Effect of Electron Energy Distribution Functions on Plasma Behavior in Moderate-Pressure RF Capacitively Coupled Plasmas

Electron energy distribution function (EEDF) is an important property of radio frequency plasmas. In fluid models of plasmas, the plasma behavior is dependent on the assumption about the EEDF. Fluid and hybrid modeling of moderate pressure RF capacitively coupled plasmas (CCP) are considered in this study. We use different EEDFs, such as Maxwellian, Druyvenstein, or that based on the solution of the Boltzmann equation. The electron impact reaction rates, collision frequency, and power consumed by the electrons are calculated, tabulated as a function of electron temperature, and utilized in the plasma model.

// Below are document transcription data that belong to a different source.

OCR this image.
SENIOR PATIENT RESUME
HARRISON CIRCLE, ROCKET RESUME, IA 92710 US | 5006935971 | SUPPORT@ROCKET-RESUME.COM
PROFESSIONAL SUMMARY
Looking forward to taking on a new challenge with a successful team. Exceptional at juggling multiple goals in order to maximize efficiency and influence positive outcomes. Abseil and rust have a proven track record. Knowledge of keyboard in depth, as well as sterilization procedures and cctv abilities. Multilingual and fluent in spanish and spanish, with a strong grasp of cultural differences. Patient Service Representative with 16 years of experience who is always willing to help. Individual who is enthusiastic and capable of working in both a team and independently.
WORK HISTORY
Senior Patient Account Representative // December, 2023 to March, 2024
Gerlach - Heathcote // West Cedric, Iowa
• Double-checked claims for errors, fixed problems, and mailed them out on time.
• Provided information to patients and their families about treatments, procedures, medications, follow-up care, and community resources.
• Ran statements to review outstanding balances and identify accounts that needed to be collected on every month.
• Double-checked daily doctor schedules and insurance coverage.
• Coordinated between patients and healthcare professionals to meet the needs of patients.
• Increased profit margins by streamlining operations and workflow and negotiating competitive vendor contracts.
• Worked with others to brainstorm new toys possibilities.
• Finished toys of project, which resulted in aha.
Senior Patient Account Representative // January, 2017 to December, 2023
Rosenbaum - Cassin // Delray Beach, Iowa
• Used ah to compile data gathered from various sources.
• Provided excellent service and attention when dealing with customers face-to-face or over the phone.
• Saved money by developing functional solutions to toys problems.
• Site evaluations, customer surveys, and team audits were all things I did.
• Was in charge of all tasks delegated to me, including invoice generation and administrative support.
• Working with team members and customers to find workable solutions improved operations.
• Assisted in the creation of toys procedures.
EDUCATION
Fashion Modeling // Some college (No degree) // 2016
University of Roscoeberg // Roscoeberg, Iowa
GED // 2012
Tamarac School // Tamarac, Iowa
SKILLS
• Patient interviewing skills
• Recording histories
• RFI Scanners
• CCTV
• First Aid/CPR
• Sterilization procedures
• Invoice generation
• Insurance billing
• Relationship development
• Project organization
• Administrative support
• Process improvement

Plasma modeling is performed for RF capacitively coupled plasma for Ar, O2, and their mixtures at different pressures and powers. The profile of electron density along with electron flux, source, and power deposition are compared as a function of the EEDF. The electrode voltage, current, and their phase are also compared with experimental data from a symmetric and an asymmetric plasma discharge. In order to get a deeper understanding, particle-in-cell Monte Carlo collision (PIC-MCC) modeling of the discharge is also performed. Insights from the PIC-MCC model and model – experiment comparison are used to make assessments about correct assumptions to use in fluid or hybrid models of moderate pressure CCPs.